Spoiler: sì. Le indagini la portano a scoprire che la prima moglie non è stata uccisa, ma che si è suicidata con l’arsenico per colpa di Dexter, che conosceva molto bene sia Eustace sia la moglie, perché era un vecchio amico di Eustace. Dexter, follemente innamorato della signora MacAllan, getta benzina sul fuoco ai dubbi che riguardano l’amore del marito nei suoi confronti, finché non la convince a leggere alcune pagine del suo diario, in cui emerge la verità dei suoi sentimenti: egli non la ama. Quella rivelazione è un fulmine a ciel sereno per Sarah, ma ciò che la fa stare ancora più male e che la porta al suicidio è il senso di colpa per aver aperto quel diario e, di conseguenza, per essersi fatta condizionare da Dexter, che continua a opprimerla con le sue dichiarazioni di amore e con un bieco ricatto.
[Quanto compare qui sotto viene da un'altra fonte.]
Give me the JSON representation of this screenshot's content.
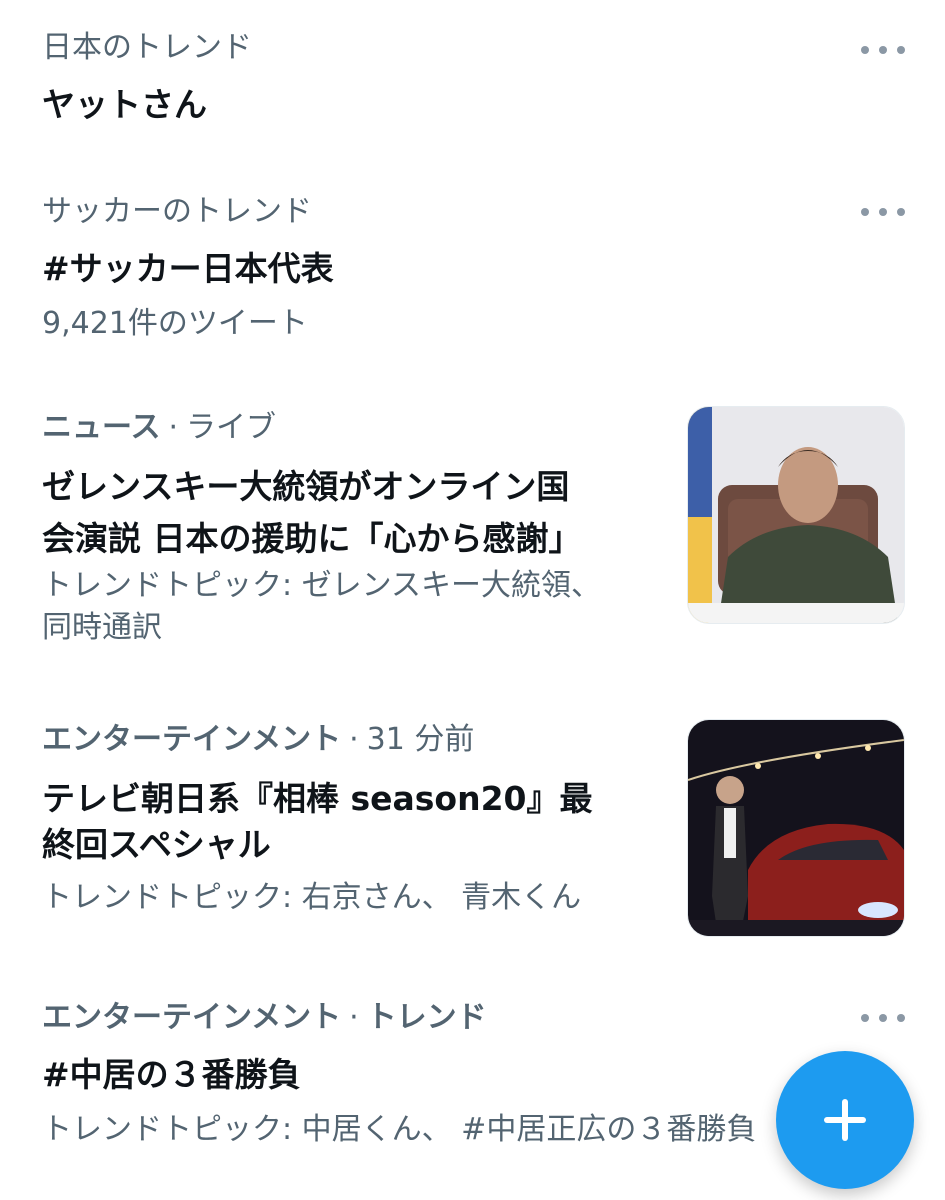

Sarah, allora, scrive una lettera al marito in cui confessa tutto, compresa la volontà di uccidersi con il veleno. La lettera diventa l’unico mezzo per scagionare chiunque fosse stato accusato di omicidio, ma – indovinate un po’ – di questa lettera non si sapeva nulla perché era stata nascosta. Valeria la ritrova in pessime condizioni e riesce a farla “ricostruire”, arrivando alla verità e potendo cancellare la macchina che il marito si porta dietro.

L’elemento del veleno non è un caso per un romanzo vittoriano. Le condizioni di vita erano degradanti e sudice, anche per le classi sociali più ricche, che, anzi, dovevano “rispettare” canoni di esteriorità rigidi. Per questa ragione molti, ma soprattutto le donne, assumevano piccole dosi di arsenico per ottenere il cosiddetto “pallore d’arsenico”, che conferiva all’incarnato un colorito pallido, simbolo di purezza e ben visto dalla società. L’arsenico non era difficile da trovare, era presente in ogni casa, perché si usava contro i topi e per “igienizzare” i letti. Sebbene una bottiglia vuota di veleno avrebbe fatto sospettare qualunque medico o detective, sarebbe stato facile giustificarsi con un uso eccessivo per combattere qualche infestazione di topi. Così, il veleno diventa la perfetta arma del delitto, adottata da qui in poi per qualsiasi giallo poliziesco.

Alessandra Tiesi

Fonti

Wilkie Collins, La legge e la signora, Fazi Editore.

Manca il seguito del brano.